Lucy and Owen’s relationship plays out across the globe as they stay in touch through postcards, occasional e-mails, and — finally — a reunion in the city where they first met.

A carefully charted map of a long-distance relationship, Jennifer E. Smith’s new novel shows that the center of the world isn’t necessarily a place. It can be a person, too.

4 Drink Me Potions

It took me a long time to get into the story. However, my suggestion is to stick it out for say, the first third to half of the book, because The Geography of You and Me most definitely won me over by the end of it.

The beginning was slower than I had thought it would be. Sure, the boy-meets-girl moment happens almost immediately but I wasn’t feeling much for it. AT FIRST. But wait! As the story took its course, there were moments where I had to sit back and just pause to smile at the pages before me.

Owen and Lucy are rather normal characters, as main protagonists go. I wouldn’t say they’re unlikeable, ’cause for sure they are likeable enough for me to continue reading their respective stories, but they’re not excitingly memorable/unique. Each have something to deal with at the beginning. For Owen, it was dealing with the move to NY and over losing his mom. For Lucy, it was being left alone a lot, with her brothers away for school and parents always travelling around the world. I loved that over the span of the book, they both changed and grew from these experiences.
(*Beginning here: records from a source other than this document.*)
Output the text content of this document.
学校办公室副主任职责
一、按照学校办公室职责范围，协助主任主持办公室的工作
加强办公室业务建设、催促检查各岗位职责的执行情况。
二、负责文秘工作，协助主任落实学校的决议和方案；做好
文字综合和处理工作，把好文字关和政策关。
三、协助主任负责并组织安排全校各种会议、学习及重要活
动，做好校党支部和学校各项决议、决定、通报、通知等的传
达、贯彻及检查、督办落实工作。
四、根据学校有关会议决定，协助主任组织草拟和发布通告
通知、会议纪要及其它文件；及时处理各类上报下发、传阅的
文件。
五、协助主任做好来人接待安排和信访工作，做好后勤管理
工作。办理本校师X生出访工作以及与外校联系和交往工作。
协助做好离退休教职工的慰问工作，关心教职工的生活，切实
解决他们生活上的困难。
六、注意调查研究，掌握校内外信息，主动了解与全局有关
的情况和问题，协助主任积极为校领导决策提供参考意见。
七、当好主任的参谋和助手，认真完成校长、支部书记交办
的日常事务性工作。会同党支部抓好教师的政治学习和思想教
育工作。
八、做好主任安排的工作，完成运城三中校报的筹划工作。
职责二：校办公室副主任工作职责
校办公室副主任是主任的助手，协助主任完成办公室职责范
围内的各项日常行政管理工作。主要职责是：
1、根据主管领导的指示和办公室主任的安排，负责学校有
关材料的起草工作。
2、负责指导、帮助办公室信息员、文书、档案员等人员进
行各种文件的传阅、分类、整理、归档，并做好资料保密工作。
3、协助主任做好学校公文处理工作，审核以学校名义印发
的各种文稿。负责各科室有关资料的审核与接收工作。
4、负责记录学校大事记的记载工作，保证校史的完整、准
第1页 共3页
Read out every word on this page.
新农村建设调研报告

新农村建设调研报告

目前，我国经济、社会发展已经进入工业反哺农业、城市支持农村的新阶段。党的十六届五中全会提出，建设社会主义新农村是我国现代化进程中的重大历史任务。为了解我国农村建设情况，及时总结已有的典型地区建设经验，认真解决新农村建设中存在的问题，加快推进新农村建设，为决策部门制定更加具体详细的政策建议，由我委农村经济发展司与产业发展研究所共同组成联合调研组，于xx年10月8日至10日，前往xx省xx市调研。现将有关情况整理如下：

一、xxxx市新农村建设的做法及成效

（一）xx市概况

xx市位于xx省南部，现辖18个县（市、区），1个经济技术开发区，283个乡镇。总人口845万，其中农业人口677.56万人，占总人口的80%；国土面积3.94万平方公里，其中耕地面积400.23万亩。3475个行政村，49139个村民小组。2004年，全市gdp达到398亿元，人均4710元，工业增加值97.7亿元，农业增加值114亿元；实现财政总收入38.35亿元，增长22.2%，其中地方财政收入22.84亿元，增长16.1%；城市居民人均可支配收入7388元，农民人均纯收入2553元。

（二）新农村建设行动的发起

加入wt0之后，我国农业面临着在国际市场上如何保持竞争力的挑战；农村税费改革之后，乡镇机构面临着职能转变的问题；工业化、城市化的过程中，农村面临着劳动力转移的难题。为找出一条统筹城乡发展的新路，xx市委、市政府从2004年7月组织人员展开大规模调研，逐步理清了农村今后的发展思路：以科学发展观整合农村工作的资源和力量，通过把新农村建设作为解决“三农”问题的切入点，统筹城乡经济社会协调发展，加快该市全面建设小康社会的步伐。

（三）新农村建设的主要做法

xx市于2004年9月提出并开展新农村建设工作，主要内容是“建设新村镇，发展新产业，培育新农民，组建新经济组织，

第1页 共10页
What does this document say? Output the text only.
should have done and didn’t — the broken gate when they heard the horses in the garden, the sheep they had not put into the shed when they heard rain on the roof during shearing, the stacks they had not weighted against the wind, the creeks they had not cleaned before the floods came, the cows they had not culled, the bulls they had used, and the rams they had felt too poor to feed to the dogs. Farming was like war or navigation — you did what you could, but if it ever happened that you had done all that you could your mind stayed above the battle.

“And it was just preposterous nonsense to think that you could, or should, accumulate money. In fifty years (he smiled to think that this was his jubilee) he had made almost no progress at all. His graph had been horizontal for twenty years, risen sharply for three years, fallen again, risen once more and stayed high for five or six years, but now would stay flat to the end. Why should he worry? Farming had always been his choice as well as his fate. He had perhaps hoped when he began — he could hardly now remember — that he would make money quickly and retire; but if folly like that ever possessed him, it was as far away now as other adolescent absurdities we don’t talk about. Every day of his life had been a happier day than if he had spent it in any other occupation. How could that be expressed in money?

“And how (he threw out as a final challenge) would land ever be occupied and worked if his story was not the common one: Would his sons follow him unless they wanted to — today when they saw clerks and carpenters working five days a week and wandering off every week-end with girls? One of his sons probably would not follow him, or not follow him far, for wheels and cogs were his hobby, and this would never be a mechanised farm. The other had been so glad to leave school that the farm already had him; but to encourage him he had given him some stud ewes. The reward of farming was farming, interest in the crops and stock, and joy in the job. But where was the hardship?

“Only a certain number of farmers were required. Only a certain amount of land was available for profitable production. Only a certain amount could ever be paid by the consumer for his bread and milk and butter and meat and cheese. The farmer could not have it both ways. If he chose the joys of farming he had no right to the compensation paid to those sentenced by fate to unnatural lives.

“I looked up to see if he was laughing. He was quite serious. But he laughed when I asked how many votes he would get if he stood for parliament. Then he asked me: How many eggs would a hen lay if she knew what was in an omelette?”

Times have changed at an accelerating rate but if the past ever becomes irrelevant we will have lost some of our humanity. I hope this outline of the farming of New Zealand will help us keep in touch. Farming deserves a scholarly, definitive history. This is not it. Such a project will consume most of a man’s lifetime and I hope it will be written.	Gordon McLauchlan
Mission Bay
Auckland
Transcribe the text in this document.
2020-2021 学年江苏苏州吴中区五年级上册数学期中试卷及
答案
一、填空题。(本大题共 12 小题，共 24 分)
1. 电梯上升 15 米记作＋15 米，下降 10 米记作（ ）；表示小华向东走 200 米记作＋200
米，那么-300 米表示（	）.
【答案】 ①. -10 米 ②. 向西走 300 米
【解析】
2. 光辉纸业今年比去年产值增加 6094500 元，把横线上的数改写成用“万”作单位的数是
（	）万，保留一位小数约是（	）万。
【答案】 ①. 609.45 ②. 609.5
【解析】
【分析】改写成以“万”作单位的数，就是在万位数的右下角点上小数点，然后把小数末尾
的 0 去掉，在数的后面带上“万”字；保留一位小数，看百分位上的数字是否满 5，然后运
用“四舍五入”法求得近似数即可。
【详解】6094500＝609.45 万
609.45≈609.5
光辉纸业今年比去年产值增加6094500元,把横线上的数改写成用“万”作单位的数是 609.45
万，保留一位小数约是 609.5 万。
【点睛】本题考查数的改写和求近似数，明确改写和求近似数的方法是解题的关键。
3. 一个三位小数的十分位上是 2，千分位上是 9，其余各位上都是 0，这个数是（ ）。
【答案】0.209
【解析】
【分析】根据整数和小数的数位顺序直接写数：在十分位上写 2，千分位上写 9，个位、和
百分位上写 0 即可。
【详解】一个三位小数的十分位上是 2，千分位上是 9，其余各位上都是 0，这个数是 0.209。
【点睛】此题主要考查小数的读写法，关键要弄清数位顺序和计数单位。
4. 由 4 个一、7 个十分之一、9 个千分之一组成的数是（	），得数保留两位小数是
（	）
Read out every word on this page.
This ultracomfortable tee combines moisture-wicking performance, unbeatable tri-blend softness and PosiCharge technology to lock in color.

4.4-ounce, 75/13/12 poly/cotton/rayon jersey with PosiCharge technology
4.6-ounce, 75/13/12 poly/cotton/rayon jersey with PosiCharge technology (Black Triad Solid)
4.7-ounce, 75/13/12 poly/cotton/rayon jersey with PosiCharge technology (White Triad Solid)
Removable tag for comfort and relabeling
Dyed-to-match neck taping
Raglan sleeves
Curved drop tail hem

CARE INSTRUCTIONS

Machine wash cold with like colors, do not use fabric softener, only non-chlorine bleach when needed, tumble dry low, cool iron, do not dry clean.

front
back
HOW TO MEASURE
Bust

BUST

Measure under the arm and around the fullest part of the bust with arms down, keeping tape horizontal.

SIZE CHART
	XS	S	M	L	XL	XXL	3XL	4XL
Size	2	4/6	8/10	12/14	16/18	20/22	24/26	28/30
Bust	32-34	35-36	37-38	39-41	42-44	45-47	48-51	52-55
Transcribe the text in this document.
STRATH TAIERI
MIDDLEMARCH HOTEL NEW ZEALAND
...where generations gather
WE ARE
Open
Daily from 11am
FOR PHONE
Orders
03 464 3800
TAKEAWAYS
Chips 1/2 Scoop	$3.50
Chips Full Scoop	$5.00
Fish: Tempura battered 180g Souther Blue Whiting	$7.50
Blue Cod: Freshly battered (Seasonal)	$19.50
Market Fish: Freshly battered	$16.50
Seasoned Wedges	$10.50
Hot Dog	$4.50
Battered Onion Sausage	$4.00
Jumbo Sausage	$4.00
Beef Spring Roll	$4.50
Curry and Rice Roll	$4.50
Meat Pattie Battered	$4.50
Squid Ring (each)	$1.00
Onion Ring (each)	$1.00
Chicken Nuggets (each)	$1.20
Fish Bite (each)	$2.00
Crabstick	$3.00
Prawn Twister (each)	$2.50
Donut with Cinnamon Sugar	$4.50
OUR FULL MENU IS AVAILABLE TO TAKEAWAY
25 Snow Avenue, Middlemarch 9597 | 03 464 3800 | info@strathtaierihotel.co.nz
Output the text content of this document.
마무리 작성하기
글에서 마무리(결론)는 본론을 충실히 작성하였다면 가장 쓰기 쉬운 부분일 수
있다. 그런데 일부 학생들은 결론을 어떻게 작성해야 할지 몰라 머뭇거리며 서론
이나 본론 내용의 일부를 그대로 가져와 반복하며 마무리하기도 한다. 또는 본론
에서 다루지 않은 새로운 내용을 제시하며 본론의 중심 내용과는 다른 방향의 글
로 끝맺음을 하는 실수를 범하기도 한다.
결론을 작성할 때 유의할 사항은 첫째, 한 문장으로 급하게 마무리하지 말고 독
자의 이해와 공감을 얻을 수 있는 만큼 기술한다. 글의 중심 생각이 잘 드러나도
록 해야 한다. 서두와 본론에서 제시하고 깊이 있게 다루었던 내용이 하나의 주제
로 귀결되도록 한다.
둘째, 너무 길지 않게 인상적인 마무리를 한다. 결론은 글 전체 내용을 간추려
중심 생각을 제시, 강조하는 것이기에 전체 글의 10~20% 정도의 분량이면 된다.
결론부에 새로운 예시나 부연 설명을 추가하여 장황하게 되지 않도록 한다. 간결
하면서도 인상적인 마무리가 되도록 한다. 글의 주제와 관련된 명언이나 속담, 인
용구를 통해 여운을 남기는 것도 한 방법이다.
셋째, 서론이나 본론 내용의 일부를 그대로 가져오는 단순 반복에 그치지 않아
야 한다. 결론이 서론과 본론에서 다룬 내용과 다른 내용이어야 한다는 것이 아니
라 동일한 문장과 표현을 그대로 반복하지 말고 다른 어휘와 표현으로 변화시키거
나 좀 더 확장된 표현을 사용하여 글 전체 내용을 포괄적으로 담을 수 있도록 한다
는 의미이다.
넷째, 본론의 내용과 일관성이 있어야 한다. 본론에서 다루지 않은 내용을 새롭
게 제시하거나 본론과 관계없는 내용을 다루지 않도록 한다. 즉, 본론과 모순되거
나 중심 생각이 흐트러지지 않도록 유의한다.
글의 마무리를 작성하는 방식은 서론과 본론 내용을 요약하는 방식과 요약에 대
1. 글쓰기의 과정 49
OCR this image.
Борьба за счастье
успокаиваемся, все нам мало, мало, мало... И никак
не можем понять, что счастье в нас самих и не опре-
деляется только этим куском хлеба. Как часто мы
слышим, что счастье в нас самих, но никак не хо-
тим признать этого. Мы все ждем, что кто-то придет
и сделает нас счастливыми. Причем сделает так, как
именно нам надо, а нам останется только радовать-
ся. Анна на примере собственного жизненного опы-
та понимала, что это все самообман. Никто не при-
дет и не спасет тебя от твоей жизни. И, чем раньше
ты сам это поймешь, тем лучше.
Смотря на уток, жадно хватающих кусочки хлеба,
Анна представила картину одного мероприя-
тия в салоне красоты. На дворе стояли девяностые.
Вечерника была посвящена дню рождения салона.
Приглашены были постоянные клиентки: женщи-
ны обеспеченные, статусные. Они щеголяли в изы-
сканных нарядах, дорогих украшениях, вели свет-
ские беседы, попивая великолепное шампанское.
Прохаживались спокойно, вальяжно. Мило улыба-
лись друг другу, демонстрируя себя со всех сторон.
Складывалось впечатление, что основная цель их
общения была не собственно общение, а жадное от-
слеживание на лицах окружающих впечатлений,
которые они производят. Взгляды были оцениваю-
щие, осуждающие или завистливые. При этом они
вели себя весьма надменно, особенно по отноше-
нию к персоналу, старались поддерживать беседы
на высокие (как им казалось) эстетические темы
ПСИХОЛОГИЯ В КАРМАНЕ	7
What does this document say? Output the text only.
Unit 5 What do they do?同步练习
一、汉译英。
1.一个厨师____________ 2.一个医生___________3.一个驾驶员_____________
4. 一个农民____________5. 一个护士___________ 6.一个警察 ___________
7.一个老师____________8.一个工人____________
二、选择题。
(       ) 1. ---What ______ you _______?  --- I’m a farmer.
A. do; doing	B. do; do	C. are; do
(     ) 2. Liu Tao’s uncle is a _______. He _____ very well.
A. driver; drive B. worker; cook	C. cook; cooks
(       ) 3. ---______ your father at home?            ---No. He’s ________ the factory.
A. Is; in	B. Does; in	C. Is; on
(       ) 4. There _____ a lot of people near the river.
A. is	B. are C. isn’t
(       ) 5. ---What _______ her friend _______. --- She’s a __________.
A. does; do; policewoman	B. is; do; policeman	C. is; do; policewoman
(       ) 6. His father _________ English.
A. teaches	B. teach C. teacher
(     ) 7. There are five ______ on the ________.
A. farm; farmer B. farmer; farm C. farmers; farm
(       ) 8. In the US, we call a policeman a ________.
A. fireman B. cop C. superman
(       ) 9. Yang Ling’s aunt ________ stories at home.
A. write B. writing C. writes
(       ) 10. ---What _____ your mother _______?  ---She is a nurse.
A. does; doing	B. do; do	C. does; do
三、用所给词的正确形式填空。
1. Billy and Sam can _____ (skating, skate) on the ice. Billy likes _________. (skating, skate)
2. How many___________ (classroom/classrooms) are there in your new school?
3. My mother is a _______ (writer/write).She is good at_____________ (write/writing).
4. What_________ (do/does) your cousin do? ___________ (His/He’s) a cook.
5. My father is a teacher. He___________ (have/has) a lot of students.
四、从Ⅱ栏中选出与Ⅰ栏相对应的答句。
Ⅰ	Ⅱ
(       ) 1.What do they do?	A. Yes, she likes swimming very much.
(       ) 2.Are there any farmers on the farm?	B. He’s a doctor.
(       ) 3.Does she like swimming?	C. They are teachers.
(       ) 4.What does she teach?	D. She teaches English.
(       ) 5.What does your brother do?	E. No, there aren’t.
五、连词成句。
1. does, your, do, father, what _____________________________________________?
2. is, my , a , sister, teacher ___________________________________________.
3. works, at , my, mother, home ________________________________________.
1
The romance was cute. It was also slow coming, but eventually I felt that irresistible pull they had on each other just as they were discovering it for themselves too. Long distance relationships are hard, and it requires a lot of commitment to one another. I loved that it explored the ups and the downs in any relationship like that.

Maybe my 4 stars are a bit generous, but how could I not be? The Geography of You and Me has some of my very favourite things in it. A beautiful starlit sky where our protagonists first felt the magic; travelling/exploring beautiful cities around the world; and a romance that conquers the distance between them. Sighhh, it’s just too cute for words.

By the way, I absolutely am grateful that Jennifer E Smith kept the ending realistic. It didn’t take away any of the magic of the relationship, maybe even added to it. The writing still melts my heart as I think back on it.

Overall Recommendation:
What started off slow and almost too boring to continue, The Geography of You and Me holds more promise to it than that if you just dig deeper. With sweeping descriptions of gorgeous cities in Europe and America, any traveller who’s been there (like I have!) or wishes to will enjoy the imagery. Just imagine yourself there along with them! And how could anyone resist a relationship that knows no bounds? Distance may just soften the heart.
I recommend this sweet story to anyone who loves travelling and cute relationships!